Ci è appena tornato con la terza stagione di «Nero a metà».
«Come Giulio de I Cesaroni, ci sono personaggi che mi accompagnano, a cui voglio bene. All’ispettore Carlo Guerrieri sono molto legato, quest’anno ho fatto anche la regia, ereditata dalle sapienti mani di Marco Pontecorvo, mi godo il rapporto con gli attori, tutti, bravissimi, e il fatto di aver innestato nel poliziesco, situazioni di commedia, cose che fanno ridere».
Non ha finito il liceo, le pesa?
«Ormai è un dato di fatto acquisito, ho passato la fase in cui me ne facevo un cruccio. Me ne sono fatto una ragione. E anche quella in cui me ne vantavo, per fortuna. Ci sono lacune che, senza la scuola, non recuperi più. Come la filosofia, la letteratura, cose che è giusto studiare da giovani, quando sei una spugna. Poi ci puoi provare ma non hai più la voglia o il tempo necessario per recuperare. O forse lo troverò, chissà?».
Claudio Amendola: “Rimpianti? Uno soprattutto”
Cosa le dà fastidio che dicano di lei?
«So poco quello che dicono di me, non ho i social, non faccio vita mondana, ho zero frequentazioni dell’ambiente. Una cosa mi dispiace».
Ovvero?
«Quando, è capitato raramente ma è capitato, sono stato descritto come arrogante, coatto veramente. Non lo sono, lo faccio al cinema. Lo ritengo una calunnia e mi ferisce. Sono uno pacato e accondiscendente, fino a un limite che non permetto a nessuno di superare. Ho grande rispetto per il lavoro di tutti. Contano molto i rapporti che hai con tutti quelli che lavorano con te. Mica mi danno retta solo per il faccione mio, come diceva Sordi».
I suoi figli le danno retta?
«Ho rapporti buonissimi con loro, sono fortunato. Alessia e Giulia — nate dal legame con Marina Grande, ndr — sono donne adulte con vite ormai sicure, le stimo molto».
E Rocco, nato dal suo matrimonio con Francesca Neri?
«A lui qualche no l’ho detto, avevo più pratica.
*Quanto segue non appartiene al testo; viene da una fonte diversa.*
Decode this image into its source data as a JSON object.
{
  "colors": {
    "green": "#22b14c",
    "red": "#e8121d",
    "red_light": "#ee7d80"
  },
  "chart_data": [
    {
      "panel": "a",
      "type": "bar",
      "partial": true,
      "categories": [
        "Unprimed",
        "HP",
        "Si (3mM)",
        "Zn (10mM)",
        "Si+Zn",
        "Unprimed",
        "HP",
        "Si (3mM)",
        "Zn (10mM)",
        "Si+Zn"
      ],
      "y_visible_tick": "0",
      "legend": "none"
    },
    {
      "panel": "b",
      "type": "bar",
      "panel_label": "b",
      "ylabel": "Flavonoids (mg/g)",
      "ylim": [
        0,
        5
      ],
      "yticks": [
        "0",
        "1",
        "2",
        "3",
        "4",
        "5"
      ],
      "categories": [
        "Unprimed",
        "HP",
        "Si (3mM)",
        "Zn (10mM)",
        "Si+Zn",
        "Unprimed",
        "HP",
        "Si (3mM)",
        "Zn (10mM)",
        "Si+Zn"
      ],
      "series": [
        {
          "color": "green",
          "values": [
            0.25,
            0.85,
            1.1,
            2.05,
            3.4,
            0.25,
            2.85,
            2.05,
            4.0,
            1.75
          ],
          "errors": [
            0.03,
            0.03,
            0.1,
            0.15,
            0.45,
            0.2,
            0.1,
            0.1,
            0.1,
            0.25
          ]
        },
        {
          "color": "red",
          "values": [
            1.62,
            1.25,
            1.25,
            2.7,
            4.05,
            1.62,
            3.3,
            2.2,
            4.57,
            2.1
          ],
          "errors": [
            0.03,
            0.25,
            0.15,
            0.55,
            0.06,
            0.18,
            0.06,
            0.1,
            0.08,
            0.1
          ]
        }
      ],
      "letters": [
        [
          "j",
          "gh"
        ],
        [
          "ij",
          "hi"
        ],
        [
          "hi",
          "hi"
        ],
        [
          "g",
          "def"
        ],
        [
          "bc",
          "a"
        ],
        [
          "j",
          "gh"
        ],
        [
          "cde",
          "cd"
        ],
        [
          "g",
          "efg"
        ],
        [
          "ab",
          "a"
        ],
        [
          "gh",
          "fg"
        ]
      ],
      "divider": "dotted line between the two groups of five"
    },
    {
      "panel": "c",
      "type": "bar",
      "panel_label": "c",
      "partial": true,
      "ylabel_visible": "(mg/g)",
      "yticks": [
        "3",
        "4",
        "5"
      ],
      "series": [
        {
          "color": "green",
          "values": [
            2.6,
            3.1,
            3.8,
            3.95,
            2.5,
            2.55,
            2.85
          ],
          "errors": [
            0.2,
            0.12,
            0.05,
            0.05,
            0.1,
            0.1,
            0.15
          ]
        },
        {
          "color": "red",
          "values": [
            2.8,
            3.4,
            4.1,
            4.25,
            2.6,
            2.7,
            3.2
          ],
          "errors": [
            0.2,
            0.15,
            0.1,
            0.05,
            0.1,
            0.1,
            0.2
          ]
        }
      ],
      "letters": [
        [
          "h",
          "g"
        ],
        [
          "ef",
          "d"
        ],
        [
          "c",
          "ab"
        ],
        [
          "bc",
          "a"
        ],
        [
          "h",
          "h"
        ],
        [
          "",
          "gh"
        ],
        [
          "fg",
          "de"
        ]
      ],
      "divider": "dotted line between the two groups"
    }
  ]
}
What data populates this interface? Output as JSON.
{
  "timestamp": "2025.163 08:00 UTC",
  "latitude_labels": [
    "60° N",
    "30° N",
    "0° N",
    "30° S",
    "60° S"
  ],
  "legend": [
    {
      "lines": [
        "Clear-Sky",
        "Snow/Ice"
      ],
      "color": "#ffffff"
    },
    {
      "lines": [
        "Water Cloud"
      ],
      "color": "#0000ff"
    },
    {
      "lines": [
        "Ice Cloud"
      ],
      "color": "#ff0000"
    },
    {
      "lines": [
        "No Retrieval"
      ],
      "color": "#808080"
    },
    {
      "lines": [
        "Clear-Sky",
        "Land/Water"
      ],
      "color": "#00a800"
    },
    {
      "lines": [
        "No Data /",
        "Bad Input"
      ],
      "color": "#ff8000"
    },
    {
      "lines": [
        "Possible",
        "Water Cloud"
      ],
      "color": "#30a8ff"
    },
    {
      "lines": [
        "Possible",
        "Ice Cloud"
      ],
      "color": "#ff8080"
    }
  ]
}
Ha 23 anni, dopo la pandemia ha iniziato a lavorare nella produzione, la parte meno gloriosa del set, la più faticosa. Sta facendo una bellissima gavetta, dal gradino più basso. E questo, non nascondo, mi riempie di orgoglio».
Chi sono i suoi amici, con chi si rilassa?
«Io cerco di stressarmi il meno possibile, questo lavoro dipende da come lo prendi. Mi rilasso molto con i nipoti, con i miei figli, mi rilassa molto giocare a golf anche se mi incazzo perché non la pijo mai. Mi rilasso sul divano a vedere la televisione».
[…] Visto che ha fatto un film sui funerali, ci pensa mai al suo?
«Mettiamola così. Mi piacerebbe tantissimo aver vissuto tutto quello che la vita mi offre perché le persone che lascio siano sorridenti, che possano dire: il papà, mio marito, il mio amico ha vissuto bene, va bene così. Vorrei un funerale allegro. Dove si canta».